Besides prokaryotic and eukaryotic expression-based ORF2 subunit vaccines, DNA vaccines based on full or partial HEV-ORF2 sequences have also been evaluated in cynomolgus macaques. The first such vaccine, designated pcHEVORF2, contained the full ORF2 sequence of HEV genotype 1 Burmese strain. This vaccine was administrated intramuscularly to macaques and was shown to stimulate HEV-specific antibodies in immunized animals (Kamili et al., 2002). However, protection was only observed in half of the animals challenged with a heterologous genotype 2 Mexican HEV strain (Kamili et al., 2002). The second DNA vaccine was a liposome-encapsulated DNA (20 μg) mixed with peptide expressed in E. coli (20 μg, corresponding to a neutralizing epitope mapped to ORF2 aa 458–607) which is based on an Indian genotype 1 strain (Arankalle et al., 2009). After immunization, macaques were fully protected from challenge with 10,000 copies of HEV RNA from a homologous strain (Arankalle et al., 2009). Meanwhile, another novel vaccine candidate has been developed based on E. coli expression of the ORF3 of genotype 4 HEV as a fusion protein with interleukin-1β (Ma et al., 2009). This ORF3-based vaccine only induced partial protection, but was able to reduce the virus titer in blood, decrease fecal shedding of virus, and shorten the duration of viremia (Ma et al., 2009). The protective effects of this ORF3-based HEV vaccine are consistent with the recent characterization of “quasi-enveloped” HEV virions, which contain ORF3 product and are further discussed below (Yin et al., 2016; Nagashima et al., 2017).
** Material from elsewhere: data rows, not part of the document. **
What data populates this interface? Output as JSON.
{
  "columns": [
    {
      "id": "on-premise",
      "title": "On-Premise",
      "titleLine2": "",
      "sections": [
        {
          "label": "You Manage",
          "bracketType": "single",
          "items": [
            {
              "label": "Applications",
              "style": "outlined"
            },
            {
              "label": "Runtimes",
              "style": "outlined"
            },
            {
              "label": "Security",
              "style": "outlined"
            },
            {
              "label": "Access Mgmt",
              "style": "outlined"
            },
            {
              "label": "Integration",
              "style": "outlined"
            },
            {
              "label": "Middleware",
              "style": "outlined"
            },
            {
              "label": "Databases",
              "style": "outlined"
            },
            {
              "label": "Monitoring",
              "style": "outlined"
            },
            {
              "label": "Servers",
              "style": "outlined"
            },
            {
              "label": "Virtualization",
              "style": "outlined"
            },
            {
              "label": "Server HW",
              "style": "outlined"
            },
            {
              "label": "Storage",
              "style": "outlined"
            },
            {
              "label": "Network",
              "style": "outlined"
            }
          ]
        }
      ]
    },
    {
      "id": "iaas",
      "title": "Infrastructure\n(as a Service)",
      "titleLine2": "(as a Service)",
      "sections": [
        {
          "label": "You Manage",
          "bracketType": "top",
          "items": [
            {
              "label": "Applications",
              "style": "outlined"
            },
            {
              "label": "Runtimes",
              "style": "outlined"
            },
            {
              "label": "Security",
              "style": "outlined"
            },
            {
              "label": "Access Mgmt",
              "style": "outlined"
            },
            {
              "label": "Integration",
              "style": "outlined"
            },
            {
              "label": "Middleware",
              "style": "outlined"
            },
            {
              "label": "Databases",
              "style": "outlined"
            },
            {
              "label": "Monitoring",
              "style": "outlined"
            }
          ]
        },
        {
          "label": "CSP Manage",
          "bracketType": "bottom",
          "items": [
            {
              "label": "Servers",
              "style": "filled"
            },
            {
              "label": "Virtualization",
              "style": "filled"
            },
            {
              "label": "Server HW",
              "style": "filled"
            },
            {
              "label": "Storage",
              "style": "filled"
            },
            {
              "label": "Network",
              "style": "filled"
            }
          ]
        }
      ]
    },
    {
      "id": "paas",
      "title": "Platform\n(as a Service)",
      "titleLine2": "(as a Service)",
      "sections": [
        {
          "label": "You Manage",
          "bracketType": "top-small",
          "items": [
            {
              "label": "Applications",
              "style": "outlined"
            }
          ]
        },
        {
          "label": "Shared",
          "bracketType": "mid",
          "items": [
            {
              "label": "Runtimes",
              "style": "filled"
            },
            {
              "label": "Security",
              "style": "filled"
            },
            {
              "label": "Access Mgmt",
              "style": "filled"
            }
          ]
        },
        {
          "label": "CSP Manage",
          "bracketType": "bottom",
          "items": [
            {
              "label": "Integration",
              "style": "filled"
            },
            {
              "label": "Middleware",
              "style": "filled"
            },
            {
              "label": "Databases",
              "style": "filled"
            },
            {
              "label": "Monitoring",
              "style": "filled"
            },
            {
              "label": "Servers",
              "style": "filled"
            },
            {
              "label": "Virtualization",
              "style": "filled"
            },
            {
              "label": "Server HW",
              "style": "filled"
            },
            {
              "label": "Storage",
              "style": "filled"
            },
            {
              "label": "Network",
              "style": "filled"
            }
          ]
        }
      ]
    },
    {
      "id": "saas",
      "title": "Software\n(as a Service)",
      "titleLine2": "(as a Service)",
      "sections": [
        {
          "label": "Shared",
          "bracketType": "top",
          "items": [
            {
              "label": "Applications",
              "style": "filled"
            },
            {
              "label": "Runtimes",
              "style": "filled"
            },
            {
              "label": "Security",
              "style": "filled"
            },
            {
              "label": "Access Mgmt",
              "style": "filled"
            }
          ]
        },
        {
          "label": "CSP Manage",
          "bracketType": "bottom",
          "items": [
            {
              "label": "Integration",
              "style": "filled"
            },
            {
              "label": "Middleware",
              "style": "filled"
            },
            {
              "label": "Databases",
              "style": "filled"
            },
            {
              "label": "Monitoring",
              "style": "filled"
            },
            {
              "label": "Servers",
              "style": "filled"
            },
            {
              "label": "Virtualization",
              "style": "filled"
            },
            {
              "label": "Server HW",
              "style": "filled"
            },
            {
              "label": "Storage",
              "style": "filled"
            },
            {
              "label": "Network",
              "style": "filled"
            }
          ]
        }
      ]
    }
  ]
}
Although a variety of methods have been used for HEV vaccine development in animals to date, in China, only two programs were eventually approved for clinical trials using human subjects, with only one program approved at this time (WHO, 2015). The first vaccine, the baculovirus-expressed 56 kDa truncated HEV-ORF2 protein (genotype 1 Sar-55), is well-tolerated and highly immunogenic in humans, achieving 95% protection efficacy in a phase II trial (Shrestha et al., 2007). However, this vaccine program has since ended. The second vaccine, HEV239 (under the trade name Hecolin®), which was finally approved and commercialized in China, is a truncated protein (aa 368–606 of ORF2) expressed in E. coli (Li et al., 2005b). After 4.5 years of follow-up, phase III trial results suggested that HEV239 was well tolerated and exhibited 100% protection from hepatitis E after administration of three immunization doses over 6 months (Zhu et al., 2010; Zhang J. et al., 2015). In summary, Hecolin® is the only HEV vaccine available worldwide, but is only available commercially in China.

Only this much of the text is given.